Communiqué du Parti communiste brésilien (PCB)
Le parti-pris des gouvernements du PT de l’institutionnalisme bourgeois et du « néo-développementalisme » capitaliste est le principal responsable de l’explosion d’indignation de couches hétérogènes de la société brésilienne.
Le parti-pris d’alliances avec la droite pour s’assurer de la gouvernance du pays fait du gouvernement l’otage de ces forces conservatrices, conduisant à ce que, en dix ans, pas la moindre mesure ne serait-ce que de nature socialisante ne fût prise. Au contraire, la fraction PT du gouvernement fut à l’avant-garde de mesures de nature anti-populaire, contre les travailleurs.
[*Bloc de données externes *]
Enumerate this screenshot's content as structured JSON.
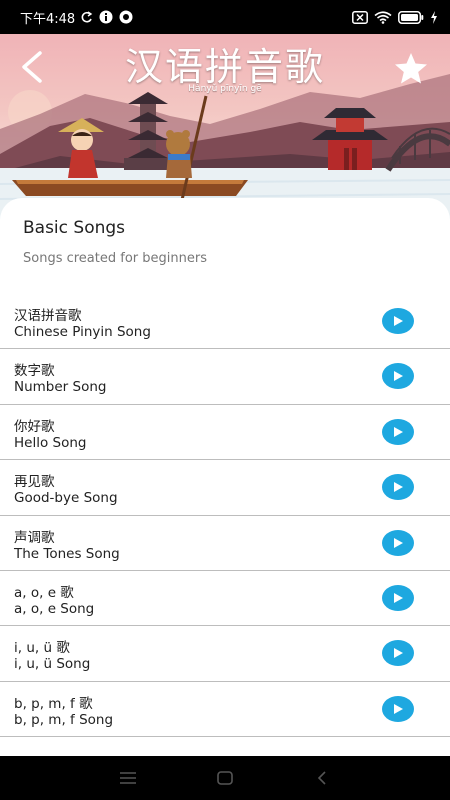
{
  "status_bar": {
    "time": "下午4:48",
    "icons": [
      "sync-icon",
      "info-icon",
      "record-icon",
      "sim-off-icon",
      "wifi-icon",
      "battery-icon",
      "charging-icon"
    ]
  },
  "header": {
    "title": "汉语拼音歌",
    "subtitle": "Hànyǔ pīnyīn gē",
    "back_icon": "chevron-left-icon",
    "favorite_icon": "star-icon"
  },
  "section": {
    "title": "Basic Songs",
    "subtitle": "Songs created for beginners"
  },
  "songs": [
    {
      "cn": "汉语拼音歌",
      "en": "Chinese Pinyin Song"
    },
    {
      "cn": "数字歌",
      "en": "Number Song"
    },
    {
      "cn": "你好歌",
      "en": "Hello Song"
    },
    {
      "cn": "再见歌",
      "en": "Good-bye Song"
    },
    {
      "cn": "声调歌",
      "en": "The Tones Song"
    },
    {
      "cn": "a, o, e 歌",
      "en": "a, o, e Song"
    },
    {
      "cn": "i, u, ü 歌",
      "en": "i, u, ü Song"
    },
    {
      "cn": "b, p, m, f 歌",
      "en": "b, p, m, f Song"
    }
  ],
  "colors": {
    "accent": "#1ea8e0",
    "divider": "#bdbdbd",
    "status_bar": "#000000"
  },
  "nav_bar": {
    "icons": [
      "menu-icon",
      "home-icon",
      "back-icon"
    ]
  }
}
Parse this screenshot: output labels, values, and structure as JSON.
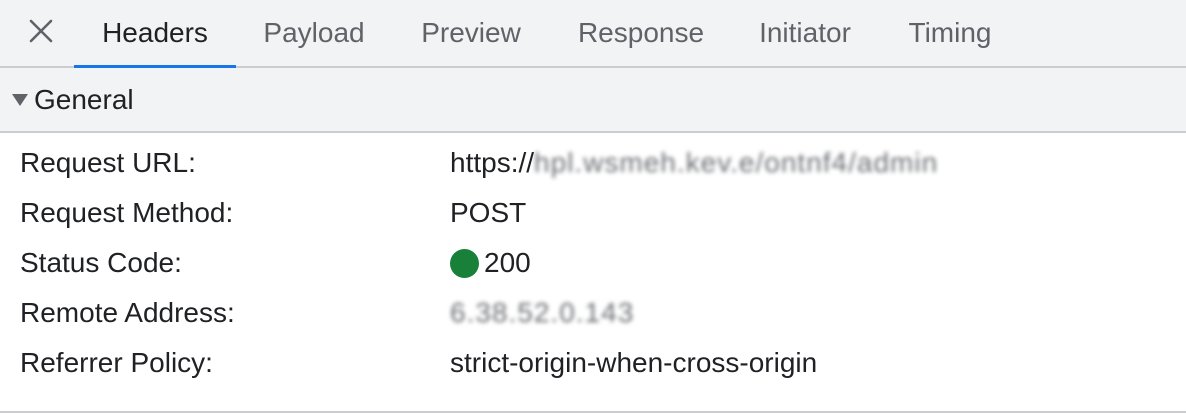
{
  "tabs": [
    {
      "label": "Headers",
      "active": true
    },
    {
      "label": "Payload",
      "active": false
    },
    {
      "label": "Preview",
      "active": false
    },
    {
      "label": "Response",
      "active": false
    },
    {
      "label": "Initiator",
      "active": false
    },
    {
      "label": "Timing",
      "active": false
    }
  ],
  "close_icon": "close-icon",
  "section": {
    "title": "General",
    "expanded": true,
    "toggle_icon": "triangle-down-icon"
  },
  "rows": [
    {
      "label": "Request URL:",
      "value_prefix": "https://",
      "value_obscured": "hpl.wsmeh.kev.e/ontnf4/admin"
    },
    {
      "label": "Request Method:",
      "value": "POST"
    },
    {
      "label": "Status Code:",
      "value": "200",
      "status_color": "#188038"
    },
    {
      "label": "Remote Address:",
      "value_obscured": "6.38.52.0.143"
    },
    {
      "label": "Referrer Policy:",
      "value": "strict-origin-when-cross-origin"
    }
  ],
  "colors": {
    "accent": "#1a73e8",
    "status_ok": "#188038"
  }
}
Les résultats en sont le retour des privatisations à grande échelle, la réforme des retraites et l’obligation d’une retraite complémentaire pour les fonctionnaires (FUNPRESP), la généralisation des partenariats public-privés, la concession de nos réserves de pétrole, le choix de l’agro-business – au détriment de la réforme agraire et de l’agriculture familiale –, pour le système financier et les grandes monopoles, les exonérations fiscales pour le capital et la précarisation du travail (créant plus d’emplois mais de moindre qualité), la politique d’austérité budgétaire conduisant à l’abandon des services publics, l’endettement croissant des familles, l’absence de perspective pour la jeunesse, le discrédit de la politique et des partis politiques.
En dix années de gouvernement, à aucun moment les travailleurs ne furent appelés à agir de façon indépendante et autonome pour changer le rapport de forces en faveur de mesures de nature populaire et pour la défense de leurs droits, pourtant attaqués par l’offensive du capital et par la contre-réforme de l’Etat, sous direction du PT, qui a imposé la cooptation et l’apathie de la majorité des mouvements sociaux.
A un peu plus d’un an de la fin du gouvernement Dilma, et après avoir perdu contact avec la rue en échange de places dans les bureaux, nous voyons l’effort tardif et désespéré des groupes qui le soutiennent, brandissant à la hâte de timides bannières réformistes abandonnées dès le premier mandat de Lula. Cet effort s’effectue désormais dans une conjoncture défavorable pour rompre l’alliance avec la droite modérée et dépasser la politique économique de la continuité néo-libérale.
Le mouvement de rue, qui a commencé sous initiative populaire, est aujourd’hui tiraillé, la droite essayant de récupérer et folkloriser le mouvement, le canalisant vers ses objectifs ; c’est une tactique récurrente des classes dominantes, qui récupèrent les mouvements lancés par la gauche pour les mener vers un pacte entre élites, ce fut le cas des « Diretas Ja ! » [NdT : « des élections maintenant », les grandes manifestations de 1984 contre la dictature militaire] et de « Fora Collor » [NdT : « Collor, dégage », les grandes manifestations de 1992 contre le président de droite Fernando Collor, trempé dans de grands scandales de corruption].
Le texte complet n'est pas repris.